What are the primary components of Checkers' receivables?
Checkers Franchise · 2025 FDDAnswer from 2025 FDD Document
Accounts receivable is primarily comprised of franchise royalties, franchise fees, sublease rents, delivery sales receivables, and retail royalties. The Company recognizes an allowance for credit losses based on historical collection experience and on a specific identification basis based upon past due balances and the financial strength of the obligor. The Company monitors that franchisees remain in compliance with all terms of the franchise agreement and sublease, when applicable, and when a franchisee is not in compliance, they are placed in default status. When a franchisee is placed in default status, the Company closely monitors royalties accruing on franchisee sales in order to determine if collectability is reasonably assured. If we determine that certain amounts are not probable of collection, we do not recognize the related royalty revenue.
Source: Item 21 — FINANCIAL STATEMENTS (FDD page 91)
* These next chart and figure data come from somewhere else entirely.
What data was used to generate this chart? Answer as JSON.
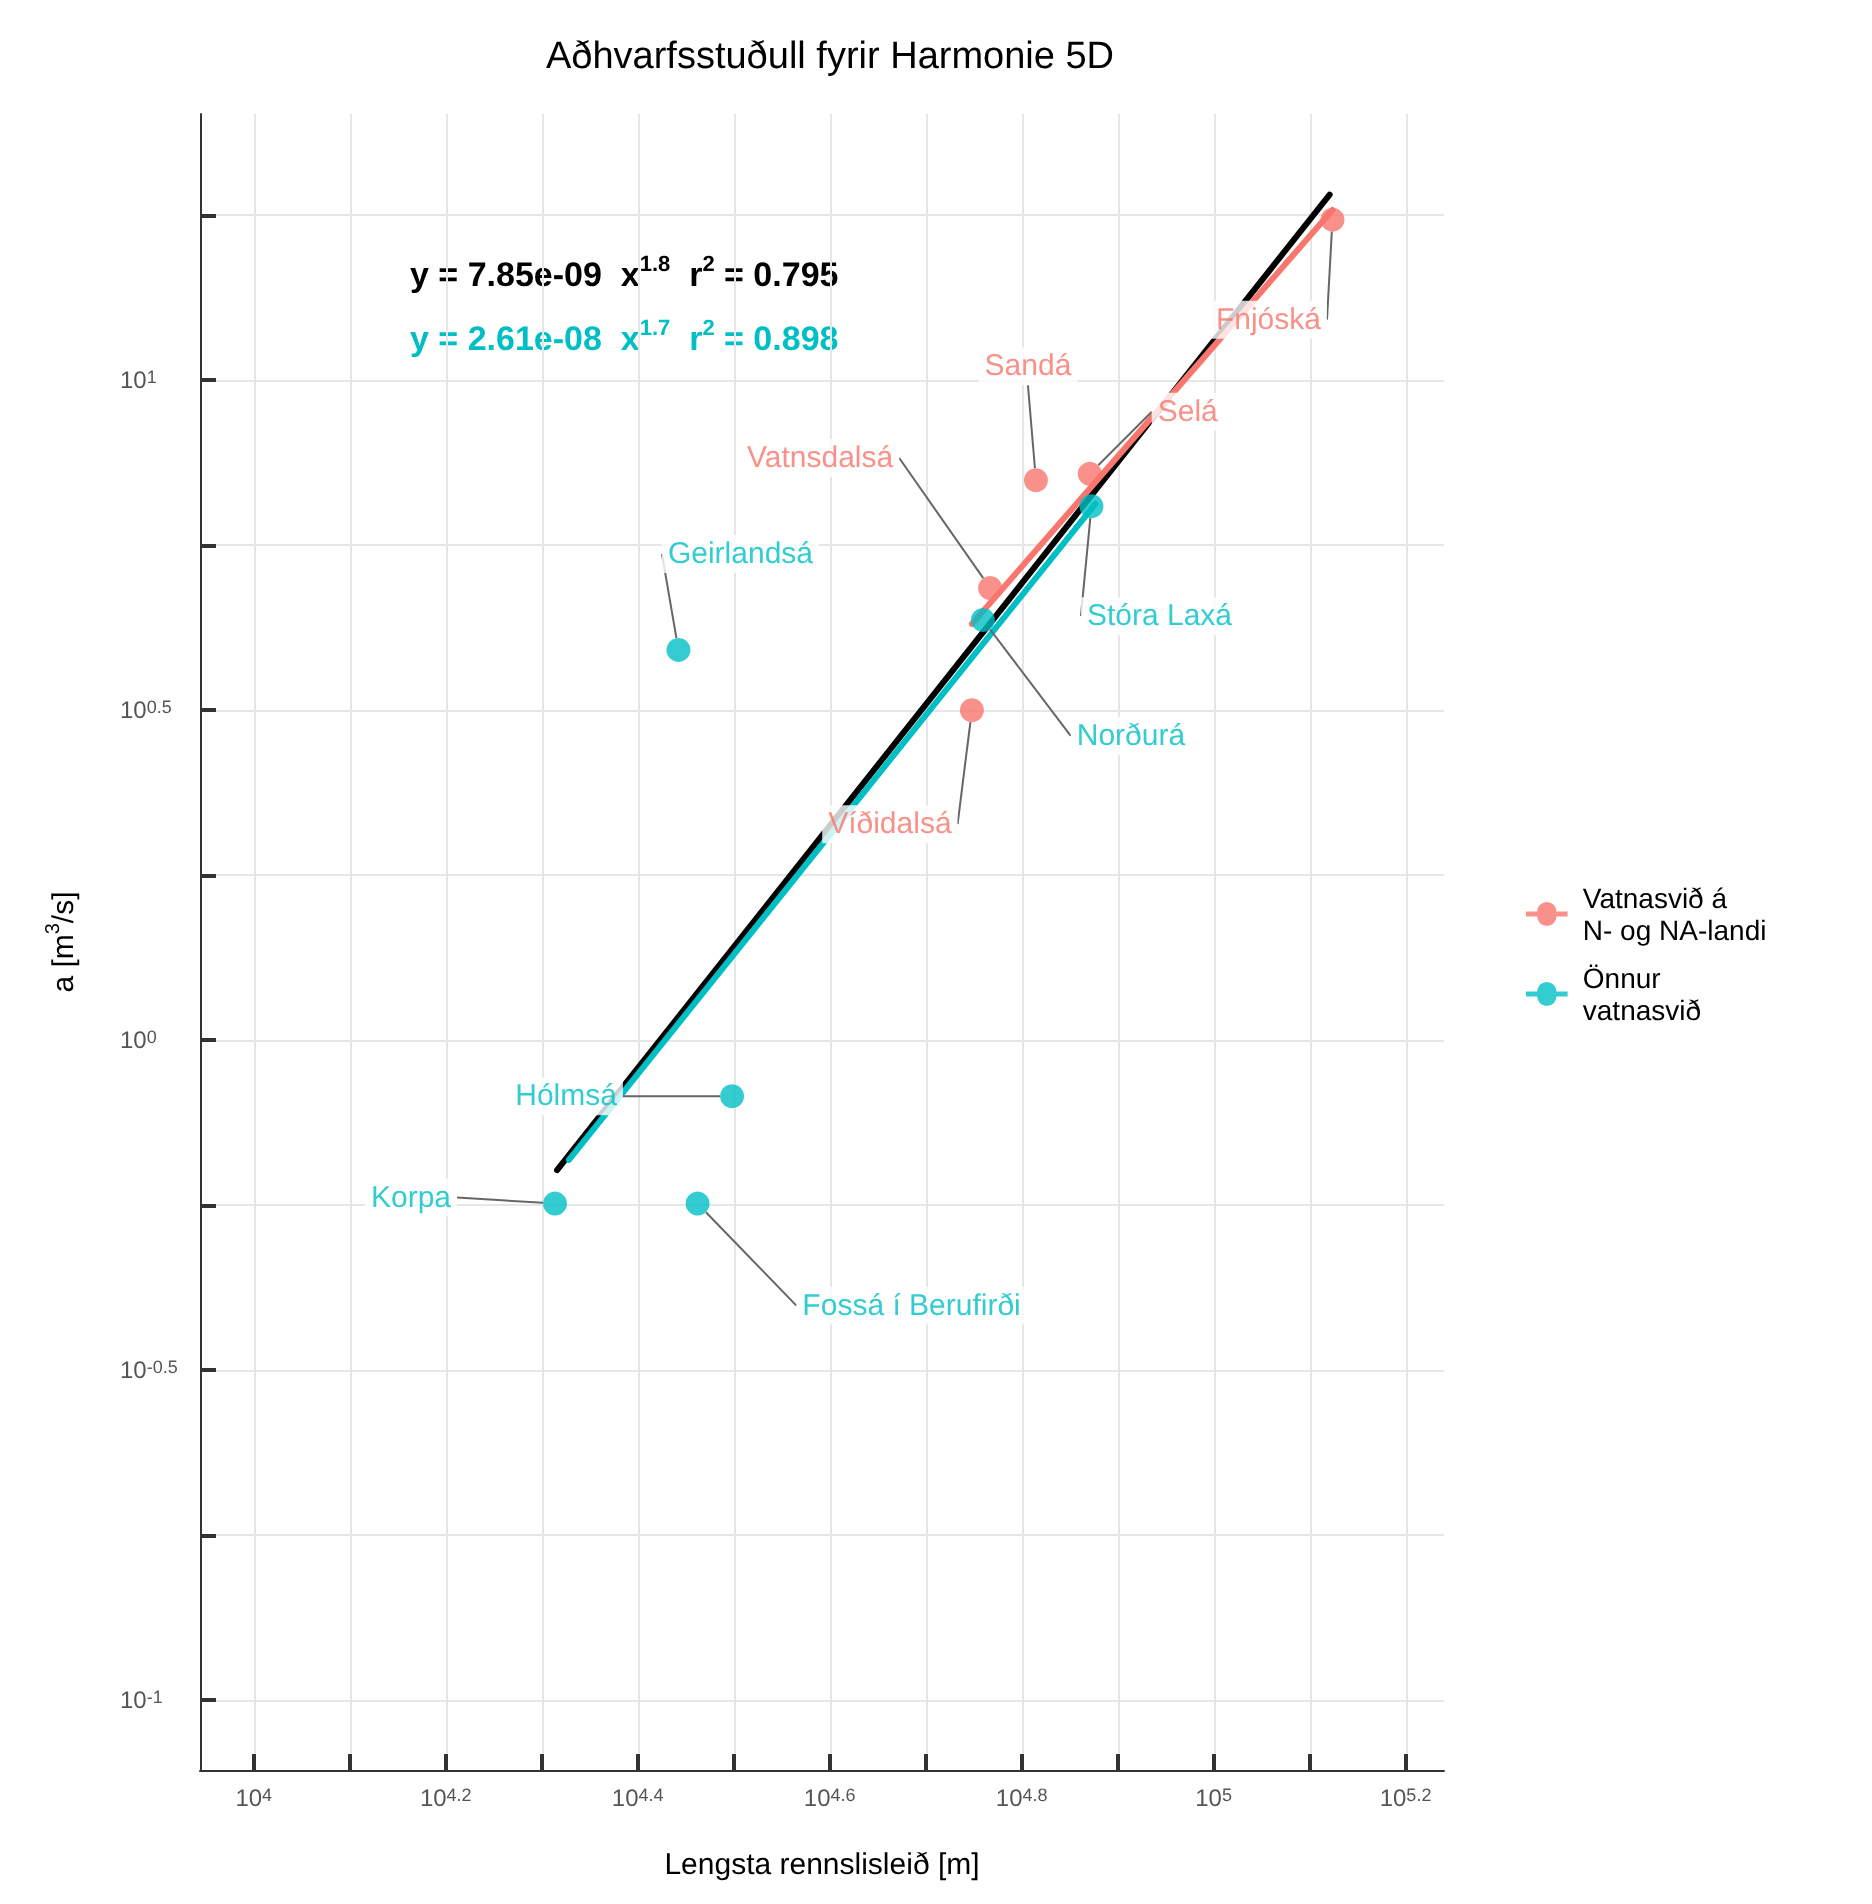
{
  "chart_data": {
    "type": "scatter",
    "title": "Aðhvarfsstuðull fyrir Harmonie 5D",
    "xlabel": "Lengsta rennslisleið [m]",
    "ylabel": "a [m$^{3}$/s]",
    "log": "xy",
    "grid": true,
    "legend": "right",
    "marker": "circle",
    "xlim": [
      8790,
      173800
    ],
    "ylim": [
      0.0783,
      25.3
    ],
    "xticks": [
      {
        "value": 10000,
        "label": "10$^{4}$"
      },
      {
        "value": 12589,
        "label": null
      },
      {
        "value": 15849,
        "label": "10$^{4.2}$"
      },
      {
        "value": 19953,
        "label": null
      },
      {
        "value": 25119,
        "label": "10$^{4.4}$"
      },
      {
        "value": 31623,
        "label": null
      },
      {
        "value": 39811,
        "label": "10$^{4.6}$"
      },
      {
        "value": 50119,
        "label": null
      },
      {
        "value": 63096,
        "label": "10$^{4.8}$"
      },
      {
        "value": 79433,
        "label": null
      },
      {
        "value": 100000,
        "label": "10$^{5}$"
      },
      {
        "value": 125893,
        "label": null
      },
      {
        "value": 158489,
        "label": "10$^{5.2}$"
      }
    ],
    "yticks": [
      {
        "value": 0.1,
        "label": "10$^{-1}$"
      },
      {
        "value": 0.1778,
        "label": null
      },
      {
        "value": 0.3162,
        "label": "10$^{-0.5}$"
      },
      {
        "value": 0.5623,
        "label": null
      },
      {
        "value": 1,
        "label": "10$^{0}$"
      },
      {
        "value": 1.778,
        "label": null
      },
      {
        "value": 3.162,
        "label": "10$^{0.5}$"
      },
      {
        "value": 5.623,
        "label": null
      },
      {
        "value": 10,
        "label": "10$^{1}$"
      },
      {
        "value": 17.78,
        "label": null
      }
    ],
    "series": [
      {
        "name": "Vatnasvið á N- og NA-landi",
        "color": "#f8766d",
        "x": [
          133000,
          65300,
          74300,
          58500,
          56000
        ],
        "values": [
          17.5,
          7.05,
          7.21,
          4.84,
          3.16
        ]
      },
      {
        "name": "Önnur vatnasvið",
        "color": "#00bfc4",
        "x": [
          74600,
          57500,
          27700,
          31500,
          20600,
          29000
        ],
        "values": [
          6.44,
          4.33,
          3.9,
          0.822,
          0.565,
          0.565
        ]
      },
      {
        "type": "line",
        "marker": "none",
        "color": "#000000",
        "x": [
          20700,
          132100
        ],
        "values": [
          0.635,
          19.1
        ]
      },
      {
        "type": "line",
        "marker": "none",
        "color": "#00bfc4",
        "x": [
          21300,
          75300
        ],
        "values": [
          0.658,
          6.49
        ]
      },
      {
        "type": "line",
        "marker": "none",
        "color": "#f8766d",
        "x": [
          56000,
          133000
        ],
        "values": [
          4.27,
          18.1
        ]
      }
    ],
    "annotations": [
      "y = 7.85e-09  x$^{1.8}$  r$^{2}$ = 0.795",
      "y = 2.61e-08  x$^{1.7}$  r$^{2}$ = 0.898",
      {
        "text": "Fnjóská",
        "x": 133000,
        "y": 17.5
      },
      {
        "text": "Sandá",
        "x": 65300,
        "y": 7.05
      },
      {
        "text": "Selá",
        "x": 74300,
        "y": 7.21
      },
      {
        "text": "Vatnsdalsá",
        "x": 58500,
        "y": 4.84
      },
      {
        "text": "Víðidalsá",
        "x": 56000,
        "y": 3.16
      },
      {
        "text": "Stóra Laxá",
        "x": 74600,
        "y": 6.44
      },
      {
        "text": "Norðurá",
        "x": 57500,
        "y": 4.33
      },
      {
        "text": "Geirlandsá",
        "x": 27700,
        "y": 3.9
      },
      {
        "text": "Hólmsá",
        "x": 31500,
        "y": 0.822
      },
      {
        "text": "Korpa",
        "x": 20600,
        "y": 0.565
      },
      {
        "text": "Fossá í Berufirði",
        "x": 29000,
        "y": 0.565
      }
    ]
  }
}
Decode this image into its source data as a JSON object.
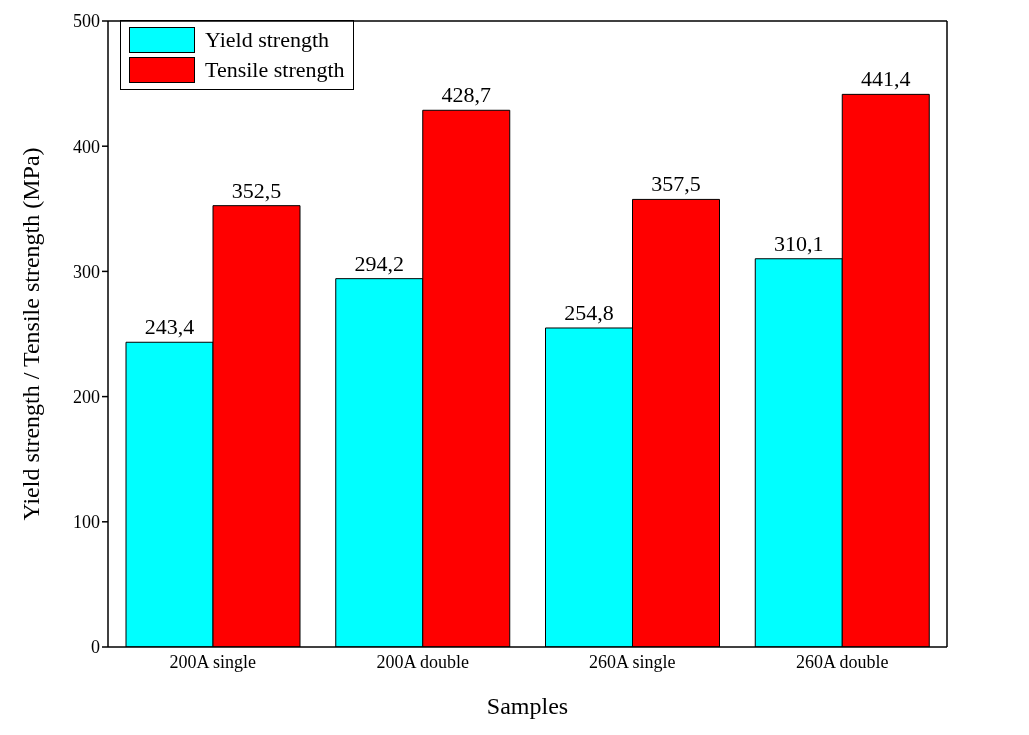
{
  "chart_data": {
    "type": "bar",
    "xlabel": "Samples",
    "ylabel": "Yield strength / Tensile strength (MPa)",
    "categories": [
      "200A single",
      "200A double",
      "260A single",
      "260A double"
    ],
    "series": [
      {
        "name": "Yield strength",
        "color": "#00ffff",
        "values": [
          243.4,
          294.2,
          254.8,
          310.1
        ],
        "value_labels": [
          "243,4",
          "294,2",
          "254,8",
          "310,1"
        ]
      },
      {
        "name": "Tensile strength",
        "color": "#ff0000",
        "values": [
          352.5,
          428.7,
          357.5,
          441.4
        ],
        "value_labels": [
          "352,5",
          "428,7",
          "357,5",
          "441,4"
        ]
      }
    ],
    "ylim": [
      0,
      500
    ],
    "yticks": [
      0,
      100,
      200,
      300,
      400,
      500
    ],
    "legend": "top left"
  }
}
What This Means (2025 FDD)
According to Checkers' 2025 Franchise Disclosure Document, the company's accounts receivable primarily consist of several key components related to its franchise operations. These include franchise royalties, which are ongoing fees paid by franchisees based on a percentage of their sales, and franchise fees, which are typically upfront payments made by franchisees for the right to operate a Checkers restaurant. Additionally, receivables include sublease rents, which are payments from franchisees who sublease their restaurant locations from Checkers, delivery sales receivables, and retail royalties. These receivables are crucial for Checkers as they represent the income due to the company from its franchisees' operations.
Checkers recognizes an allowance for credit losses, which is an estimate of the amount of receivables that may not be collectible. This allowance is based on historical collection experience and a specific identification basis, considering past due balances and the financial strength of the franchisees. Checkers actively monitors franchisees' compliance with the terms of their franchise agreements and subleases. When a franchisee is not in compliance, they are placed in default status, and Checkers closely monitors the royalties accruing on their sales to determine if collectability is reasonably assured. If Checkers determines that certain amounts are not probable of collection, the related royalty revenue is not recognized, and the accounts receivable are written off when deemed uncollectible.
For a prospective Checkers franchisee, understanding the composition and management of these receivables is important. Franchisees should be aware of the due dates for royalties, rents, and other fees, as well as the potential consequences of non-compliance with the franchise agreement. The fact that Checkers actively monitors compliance and has a process for managing credit losses indicates that they take collections seriously. Franchisees should also be prepared to provide financial information to Checkers to demonstrate their financial strength and ability to meet their obligations. This proactive approach to managing receivables helps Checkers maintain a stable revenue stream and ensures that franchisees are held accountable for their financial commitments.